NVIDIA’s stock price has taken a major blow so far in 2022. However, this is not a reason for panic as it can be attributed to rising inflation and fears of a recession. These could impact NVIDIA’s prospects in the short term, however, NVIDIA still has more than a lot to like and now is the time to buy at a price that is close to their 52-week low. NVIDIA’s strong financials are one of the reasons as to why they should continue to appeal to investors. Their revenues have grown by an impressive 146.51% from 2020 to 2022. Likewise, profit margins are extremely strong including 25.6% in 2020, 26% in 2021 and 36.2% in 2022. Along with that, their gross profit has steadily improved from 62% in 2020, 62.3% in 2021 to 64.9% in 2022. Increasing their gross profit while also increasing revenues displays that NVIDIA’s products are in great demand by the marketplace. Moreover, NVIDIA has a very strong cumulative average rate of return (CARR). As of July 1, 2022, NVIDIA’S 5-year CARR and 10-year CARR were 29.3% and 46.9% respectively. Why is the CARR so important? CARR accounts for all returns, stock price appreciation, stock splits and dividends. Even more impressive is the fact that it was calculated after the ongoing correction where NVIDIA lost half its value since November 2021.

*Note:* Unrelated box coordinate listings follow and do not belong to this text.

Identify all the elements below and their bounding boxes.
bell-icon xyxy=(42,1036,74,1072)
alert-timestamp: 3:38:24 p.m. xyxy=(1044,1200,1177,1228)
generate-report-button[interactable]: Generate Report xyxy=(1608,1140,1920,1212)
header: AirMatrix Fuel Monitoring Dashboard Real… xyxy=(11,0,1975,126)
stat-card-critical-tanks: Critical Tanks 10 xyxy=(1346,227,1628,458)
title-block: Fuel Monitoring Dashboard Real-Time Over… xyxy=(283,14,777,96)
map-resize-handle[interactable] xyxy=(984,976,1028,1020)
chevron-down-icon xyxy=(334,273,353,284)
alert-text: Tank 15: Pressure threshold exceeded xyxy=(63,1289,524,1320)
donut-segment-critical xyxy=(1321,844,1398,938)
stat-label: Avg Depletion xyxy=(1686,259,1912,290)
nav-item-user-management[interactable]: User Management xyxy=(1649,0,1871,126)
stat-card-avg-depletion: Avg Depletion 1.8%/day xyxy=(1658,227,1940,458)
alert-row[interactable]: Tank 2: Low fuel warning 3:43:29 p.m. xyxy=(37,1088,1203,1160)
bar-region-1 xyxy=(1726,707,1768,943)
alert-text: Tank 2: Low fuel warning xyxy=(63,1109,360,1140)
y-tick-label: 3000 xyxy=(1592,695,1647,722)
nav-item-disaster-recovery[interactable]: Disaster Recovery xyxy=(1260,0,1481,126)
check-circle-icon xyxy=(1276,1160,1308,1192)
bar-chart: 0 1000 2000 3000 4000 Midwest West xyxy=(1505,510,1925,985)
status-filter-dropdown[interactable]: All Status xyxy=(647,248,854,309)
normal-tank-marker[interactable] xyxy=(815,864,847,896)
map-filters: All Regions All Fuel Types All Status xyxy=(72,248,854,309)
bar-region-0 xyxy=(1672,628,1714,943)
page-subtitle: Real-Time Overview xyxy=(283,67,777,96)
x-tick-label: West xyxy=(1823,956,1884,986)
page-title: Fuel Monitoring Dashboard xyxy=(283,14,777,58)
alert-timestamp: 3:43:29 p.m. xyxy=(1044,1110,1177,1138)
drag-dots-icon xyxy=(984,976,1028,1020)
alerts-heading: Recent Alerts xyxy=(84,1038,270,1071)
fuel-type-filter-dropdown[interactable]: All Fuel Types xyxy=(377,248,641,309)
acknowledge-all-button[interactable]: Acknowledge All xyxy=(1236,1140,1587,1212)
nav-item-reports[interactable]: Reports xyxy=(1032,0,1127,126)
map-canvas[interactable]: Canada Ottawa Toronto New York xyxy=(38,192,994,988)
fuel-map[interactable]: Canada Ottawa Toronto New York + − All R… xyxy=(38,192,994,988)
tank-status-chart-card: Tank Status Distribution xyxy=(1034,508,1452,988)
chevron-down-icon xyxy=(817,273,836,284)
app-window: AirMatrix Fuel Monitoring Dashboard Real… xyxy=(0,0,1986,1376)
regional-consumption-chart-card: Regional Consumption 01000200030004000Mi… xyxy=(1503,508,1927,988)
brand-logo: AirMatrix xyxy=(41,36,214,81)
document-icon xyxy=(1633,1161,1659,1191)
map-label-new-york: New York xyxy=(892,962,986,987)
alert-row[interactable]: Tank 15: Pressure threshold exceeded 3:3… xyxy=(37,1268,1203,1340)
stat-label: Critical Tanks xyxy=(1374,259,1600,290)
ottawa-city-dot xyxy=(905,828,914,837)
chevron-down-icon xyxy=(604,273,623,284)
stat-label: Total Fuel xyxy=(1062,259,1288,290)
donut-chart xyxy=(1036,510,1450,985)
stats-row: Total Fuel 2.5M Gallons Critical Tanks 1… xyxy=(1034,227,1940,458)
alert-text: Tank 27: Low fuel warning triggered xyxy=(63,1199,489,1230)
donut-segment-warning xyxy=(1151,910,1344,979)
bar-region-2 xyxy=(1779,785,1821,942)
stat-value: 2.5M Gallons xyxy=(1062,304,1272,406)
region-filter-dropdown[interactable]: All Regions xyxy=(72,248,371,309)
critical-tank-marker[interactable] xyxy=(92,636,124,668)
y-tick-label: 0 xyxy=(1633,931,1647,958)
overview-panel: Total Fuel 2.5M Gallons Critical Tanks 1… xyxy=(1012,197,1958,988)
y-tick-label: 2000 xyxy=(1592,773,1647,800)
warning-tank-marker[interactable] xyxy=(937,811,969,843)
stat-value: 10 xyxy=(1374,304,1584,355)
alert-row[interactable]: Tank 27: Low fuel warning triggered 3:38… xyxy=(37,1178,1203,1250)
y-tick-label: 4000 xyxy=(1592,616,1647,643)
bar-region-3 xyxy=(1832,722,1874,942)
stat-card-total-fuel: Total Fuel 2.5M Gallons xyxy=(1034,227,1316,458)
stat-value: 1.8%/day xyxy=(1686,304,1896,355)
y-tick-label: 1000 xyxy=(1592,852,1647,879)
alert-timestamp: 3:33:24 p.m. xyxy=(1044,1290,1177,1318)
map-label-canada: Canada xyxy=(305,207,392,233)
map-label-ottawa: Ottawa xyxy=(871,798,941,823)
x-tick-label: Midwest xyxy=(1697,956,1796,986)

Furthermore, NVIDIA’s balance sheet is highlighted by the large increase in cash and marketable securities from 2021 to 2022. The company increased cash and marketable securities from $11.5 billion in 2021 to $21.2 billion in 2022. This was largely due to the fact the company generated almost $9.1 billion in cash from operating activities in its 2022 fiscal year. As a result of NVIDIA consistently generating so much cash from operations, it does not need to borrow money or issue more shares to finance its growth. Therefore, they don’t need to rely on creditors to finance their operations or research and development. Since they do not need to issue more shares, then this does not dilute earnings per share (EPS). This is significant as EPS drives up the stock price in the long term. Hence, this also provides the company with a lot of flexibility as it executes its growth plans moving forward.
The data center graphics processing unit (GPU) market will continue to be a major part of these growth plans. In the fiscal year of 2022, NVIDIA produced around $15.9 billion in revenue from data centers, its largest source of revenue. NVIDIA’s biggest potential runaway for growth lies in the fact that they are the dominant player for discrete GPUs. Discrete GPUs differ from integrated GPUs as they have their own memory and power source which results in higher performance. Therefore, more and more people will continue to make the transition from integrated GPUs to discrete GPUs. This bodes well as the GPU market as a whole is expected to reach $198.77 billion by 2027 and NVIDIA holds an almost 80% market share in the entire discrete GPU market.
A further catalyst not only for this year but the coming years is NVIDIA’s exciting new development of the Omniverse Cloud, a software for building 3D designs and virtual worlds. One of the main applications for this software is the “digital twin” industrial simulation industries. In other words, the Omniverse creates a digital twin of the physical world in which has all types of practical applications in the real world. These digital robots obey the laws of physics and are taught by artificial intelligence to become more efficient in building automotive parts. Using artificial intelligence to make applications smarter and more efficient is one of NVIDIA’s greatest strengths. NVIDIA CEO Jensen Huang calls it the “automation of automation,” and can be looked at as NVIDIA’s version of the metaverse.
Lastly, one of the most overlooked components of a successful business is its corporate culture and environmental responsibility. While this is difficult to quantify, it can be analyzed by looking at how NVIDIA ranks on Glassdoor. On the 2021 Glassdoor rankings, NVIDIA was rated 31st in the United States for the companies with the top CEOs. In addition, the 2022 Glassdoor rankings have NVIDIA as the best place to work. Environmentally, they are in the process of building a supercomputer that is dedicated to helping solve climate change and are also aiming to source 100% of their global electricity use from renewable sources by 2025. The sky is the limit with motivated employees working for a progressive firm with a visionary leader in Jensen Huang.
NVIDIA’s strong financials, dominant position in the GPU market, exciting new development of the Omniverse Cloud and corporate responsibility are the main reasons as to why NVIDIA is a must-buy for investors.